Kopans calls for withdrawal of NEJM study linking mammo, overdiagnosis
An analysis published Nov. 22, 2012, in New England Journal of Medicine, that estimated more than 30 percent of all breast cancers diagnosed in 2008 represented overdiagnosis, should be retracted, according to Daniel B. Kopans, MD, director of breast imaging at Massachusetts General Hospital in Boston, in a point-counterpoint exchange published in the May issue of the Journal of American College of Radiology.
David Seidenwurm, MD, of Radiological Associates of Sacramento in California, disputed Kopans’ assertion and argued that the article was correct and should not be withdrawn.
Screening mammography does not cause overdiagnosis or overtreatment, according to Kopans. “Pathologists cannot distinguish cancers that will be lethal from those that do not require treatment, and oncologists cannot determine who will be cured without systemic treatment and who will be ‘overtreated.’”
Breast cancer treatment, like medicine, is inexact, which is not cause to deny access to screening and its lifesaving potential, Kopans continued. He pointed to the near universal agreement among professional societies regarding the link between screening and the reduced breast cancer death rate.

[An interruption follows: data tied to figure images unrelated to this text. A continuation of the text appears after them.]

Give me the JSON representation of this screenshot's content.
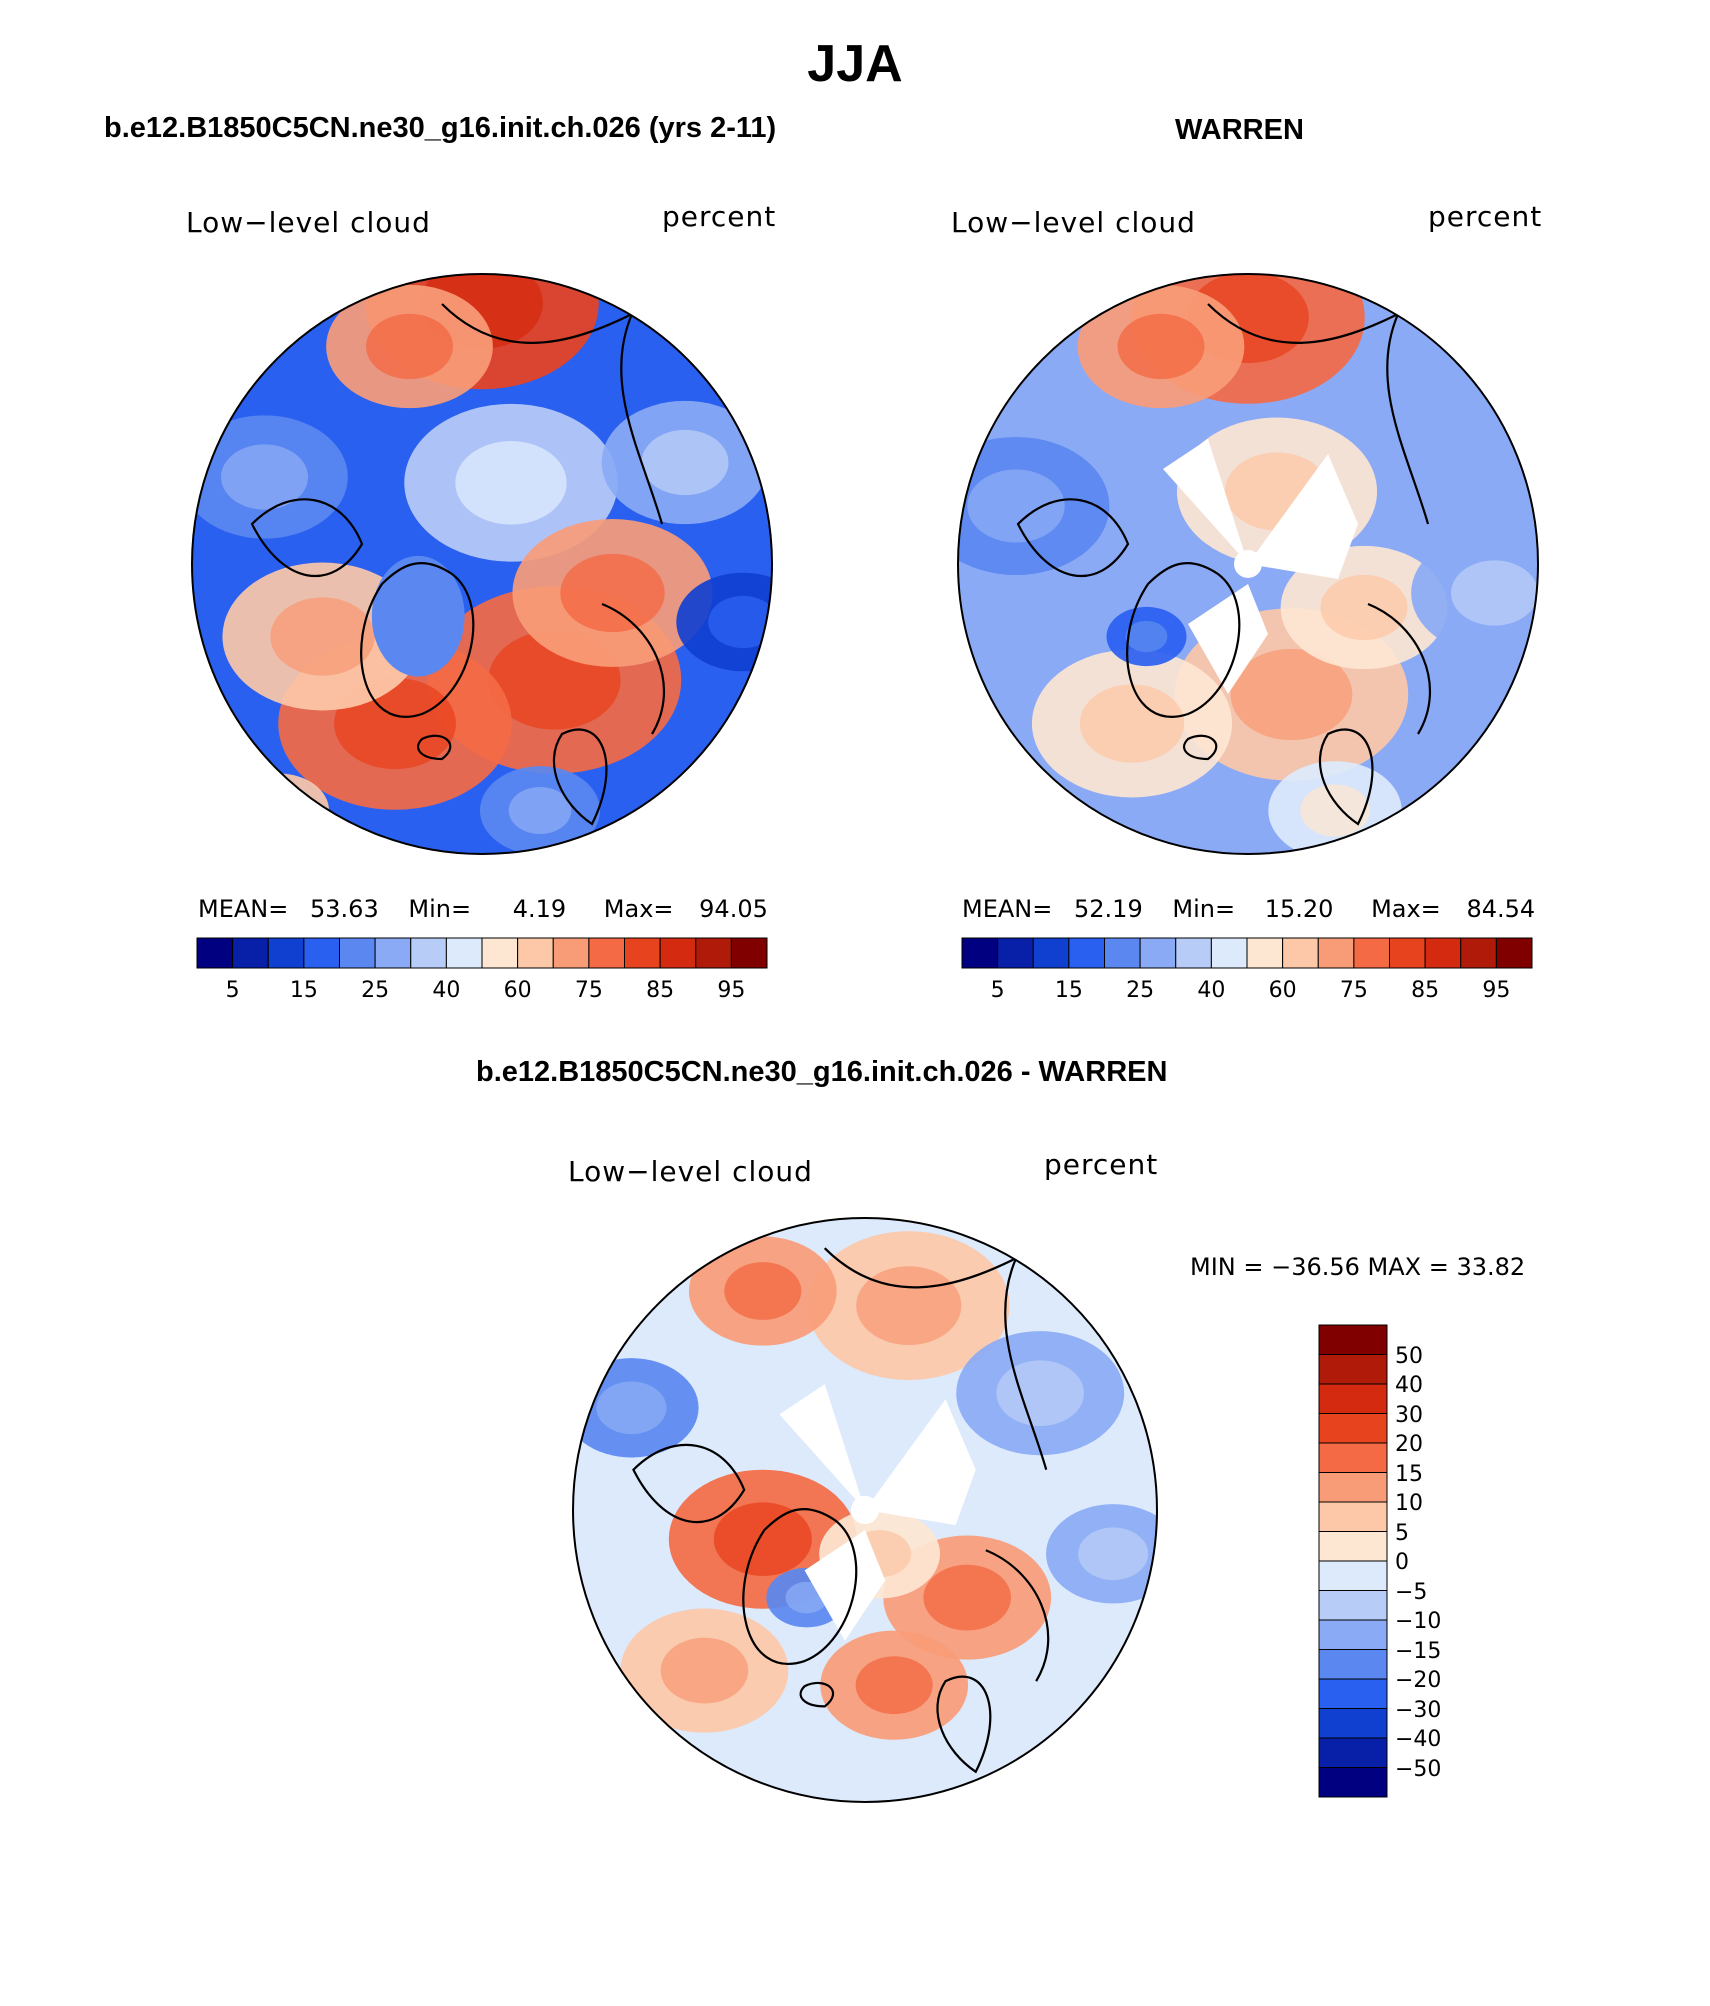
{
  "title": "JJA",
  "panels": [
    {
      "id": "model",
      "header": "b.e12.B1850C5CN.ne30_g16.init.ch.026 (yrs 2-11)",
      "variable_label": "Low−level cloud",
      "units_label": "percent",
      "stats": {
        "mean_label": "MEAN=",
        "mean": "53.63",
        "min_label": "Min=",
        "min": "4.19",
        "max_label": "Max=",
        "max": "94.05"
      },
      "colorbar_ticks": [
        "5",
        "15",
        "25",
        "40",
        "60",
        "75",
        "85",
        "95"
      ]
    },
    {
      "id": "obs",
      "header": "WARREN",
      "variable_label": "Low−level cloud",
      "units_label": "percent",
      "stats": {
        "mean_label": "MEAN=",
        "mean": "52.19",
        "min_label": "Min=",
        "min": "15.20",
        "max_label": "Max=",
        "max": "84.54"
      },
      "colorbar_ticks": [
        "5",
        "15",
        "25",
        "40",
        "60",
        "75",
        "85",
        "95"
      ]
    },
    {
      "id": "diff",
      "header": "b.e12.B1850C5CN.ne30_g16.init.ch.026 - WARREN",
      "variable_label": "Low−level cloud",
      "units_label": "percent",
      "stats": {
        "text": "MIN = −36.56 MAX =   33.82"
      },
      "colorbar_ticks": [
        "50",
        "40",
        "30",
        "20",
        "15",
        "10",
        "5",
        "0",
        "−5",
        "−10",
        "−15",
        "−20",
        "−30",
        "−40",
        "−50"
      ]
    }
  ],
  "palette": [
    "#000080",
    "#0820a8",
    "#1040d0",
    "#2a60f0",
    "#5a88f0",
    "#8aaaf5",
    "#b8ccf8",
    "#dceafc",
    "#fde6d2",
    "#fcc8a8",
    "#f89c78",
    "#f36a45",
    "#e8431f",
    "#d42a10",
    "#b01a08",
    "#800000"
  ],
  "colors": {
    "land_outline": "#000000",
    "missing": "#ffffff"
  }
}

The analysts who authored the NEJM paper, Archie Bleyer, MD, of Oregon Health and Science University in Portland, and H. Gilbert Welch, MD, from Geisel School of Medicine at Dartmouth in Hanover, N.H., have no experience treating women with breast cancer and based their argument on “assumptions and estimates,” Kopans wrote. In addition, they grouped together DCIS and small invasive cancers, which muddy the results for small invasive cancers.
Bleyer and Welch underestimated the background increase in invasive cancers, which swelled from 60 per 100,000 women in 1940 to 128 per 100,000 in 2008, according to Kopans. The miscalculation misrepresents the incidence of overdiagnosis, he continued.
Kopans also took issue with the authors’ assertion that screening is not effective unless it lowers the rate of advanced cancers. “Women die from breast cancers diagnosed at all stages. Finding cancers at smaller sizes within stages saves lives,” he wrote.
In contrast, Seidenwurm supported Bleyer and Welch. “The data show that early-stage breast cancer has increased markedly, while late stage diagnosis has decreased only slightly, and that decrease is in highly treatable nodal disease, not metastases.”
This small reduction in late-stage disease, according to Seidenwurm, suggests minimal screening benefits and greater harms of overdiagnosis and overtreatment. He also attributed improved breast cancer outcomes to advances in surgery, radiation, chemotherapy and hormonal treatment.
Seidenwurm took issue with developments in breast imaging, offering that advanced imaging detects lesions occult to conventional mammography. At the same time, the biopsy threshold has lowered, upping the number of biopsies; and advances in pathology have changed the definition of disease. Outcomes include a high recall rate and overdiagnosis.
The proportion of DCIS in the U.S., which has increased to 20 percent of breast cancers in the U.S., poses two problems, according to Seidenwurm. “DCIS has increased more in the United States than in other countries, and it is treated more aggressively here.” However, he acknowledged that physicians face poor choices with DCIS; underdiagnose and undertreat or overdiagnose and overtreat.
DCIS may be the common ground between Kopans and Seidenwurm. “It is well known that diagnosis and treatment of DCIS is highly controversial. Efforts have been under way for decades to try to find a reasonable approach to these lesions,” Kopans wrote.
Seidenwurm closed with a call to arms and recommended observational studies focused on procedures and therapies; application of performance metrics such as surgical complications and comparative effectiveness studies. In addition to improving screening programs, he urged physicians to accept uncertainty about the value of screening at different ages and development of pathways to help women make informed personal decisions.
Kopans reiterated that screening mammography saves lives and also called for accurate dissemination regarding the risks and benefits of screening. “Probably at its best, it [mammography] can reduce the death rate by 40% to 50%. Clearly, a universal cure or safe prevention is needed, but neither is on the horizon,” he admitted.